Katrin Göring-Eckhardt

Die grüne Mutter Teresa

Ostern ist ein Fest, das Christen in Freude versetzt, sagt die Grünen-Politikerin Katrin Göring-Eckardt. Über die Bedeutung des höchsten kirchlichen Feiertages, ihre Kindheit in der DDR und die anstehende Bundestagswahl sprach sie im TV.
Die Grünen-Politikerin Katrin Göring-Eckardt

Mit dem Osterfest fange nicht nur theologisch etwas Neues an. Ostern sei auch ein echtes Fest mit der Gemeinde. Um Katrin Göring-Eckardt den Besuch des Ostergottesdienstes zu ermöglichen, hatte der Hessische Rundfunk die am Ostersonntag ausgestrahlte Sendung aufgezeichnet. Göring-Eckardt ist Spitzenkandidatin der Grünen bei der Bundestagswahl im September und zugleich Präses der EKD-Synode und damit die ranghöchste Laienvertreterin der Evangelischen Kirche. Dieses Amt lässt sie aber bis zur Wahl ruhen.

Ihren Tag beginne die Frau eines evangelischen Theologen mit der Herrnhuter Losung. Der Bibelvers solle sie durch den Tag begleiten. Die Botschaft der Bibel eins zu eins auf das politische Tagesgeschäft zu übertragen, hält Göring-Eckardt für unrealistisch. Als Politikerin und Christin hätten sie vor allem die Fragen der Gerechtigkeit und des sozialen Friedens geprägt. Als härteste Entscheidung bezeichnete sie das Votum für die Agenda 2010 und den Afghanistan-Einsatz.

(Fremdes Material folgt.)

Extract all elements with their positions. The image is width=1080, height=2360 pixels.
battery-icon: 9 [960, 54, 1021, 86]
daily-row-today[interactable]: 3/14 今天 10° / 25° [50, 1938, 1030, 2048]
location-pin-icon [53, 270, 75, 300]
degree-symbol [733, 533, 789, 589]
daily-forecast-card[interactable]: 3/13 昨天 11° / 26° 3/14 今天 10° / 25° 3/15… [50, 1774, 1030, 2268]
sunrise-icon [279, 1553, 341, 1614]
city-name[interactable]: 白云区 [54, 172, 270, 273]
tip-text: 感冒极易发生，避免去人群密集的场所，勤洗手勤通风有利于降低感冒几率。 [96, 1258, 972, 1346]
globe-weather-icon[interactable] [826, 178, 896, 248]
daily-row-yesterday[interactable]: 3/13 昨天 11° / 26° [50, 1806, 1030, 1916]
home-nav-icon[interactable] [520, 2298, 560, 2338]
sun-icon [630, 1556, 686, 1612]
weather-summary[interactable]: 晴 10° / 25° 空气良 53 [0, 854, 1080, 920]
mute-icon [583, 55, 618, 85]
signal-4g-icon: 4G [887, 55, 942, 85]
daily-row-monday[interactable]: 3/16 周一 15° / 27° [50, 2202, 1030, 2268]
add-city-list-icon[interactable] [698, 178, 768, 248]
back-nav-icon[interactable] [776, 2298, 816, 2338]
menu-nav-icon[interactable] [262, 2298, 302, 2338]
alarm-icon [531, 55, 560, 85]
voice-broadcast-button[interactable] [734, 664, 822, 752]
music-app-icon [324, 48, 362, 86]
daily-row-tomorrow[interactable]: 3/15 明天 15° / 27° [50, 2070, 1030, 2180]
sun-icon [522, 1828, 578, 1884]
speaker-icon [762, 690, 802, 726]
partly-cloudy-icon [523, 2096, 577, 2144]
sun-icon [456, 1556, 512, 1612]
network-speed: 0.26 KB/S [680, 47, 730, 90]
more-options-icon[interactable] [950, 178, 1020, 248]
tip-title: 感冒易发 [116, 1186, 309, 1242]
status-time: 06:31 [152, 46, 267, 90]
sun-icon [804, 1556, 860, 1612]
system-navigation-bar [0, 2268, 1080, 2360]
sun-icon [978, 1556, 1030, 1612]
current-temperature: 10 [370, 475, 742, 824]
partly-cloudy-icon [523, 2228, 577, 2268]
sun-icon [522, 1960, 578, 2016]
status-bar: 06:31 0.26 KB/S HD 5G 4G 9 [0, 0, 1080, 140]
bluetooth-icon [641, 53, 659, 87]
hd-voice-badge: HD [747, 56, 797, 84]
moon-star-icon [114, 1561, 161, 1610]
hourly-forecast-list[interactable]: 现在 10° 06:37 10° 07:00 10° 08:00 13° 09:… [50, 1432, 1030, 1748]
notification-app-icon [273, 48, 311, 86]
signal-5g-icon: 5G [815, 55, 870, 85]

Christliche Erziehung kann nicht schaden

Die eigene kirchliche Prägung habe ihre Eltern überzeugt, die Kinder ebenfalls «in die Christenlehre zu schicken». «Eine bewusste Entscheidung für den christlichen Glauben habe ich aber erst in der Jungen Gemeinde getroffen», erklärte die Politikerin. Das Theologiestudium sei allerdings keine Liebe auf den ersten Blick gewesen. Weil sie die Politik und die Ereignisse der Wendezeit von innen und aussen ergriffen hätten, habe sie sich dazu entschlossen, das Studium abzubrechen. Diesen Schritt habe sie immer mal wieder bedauert.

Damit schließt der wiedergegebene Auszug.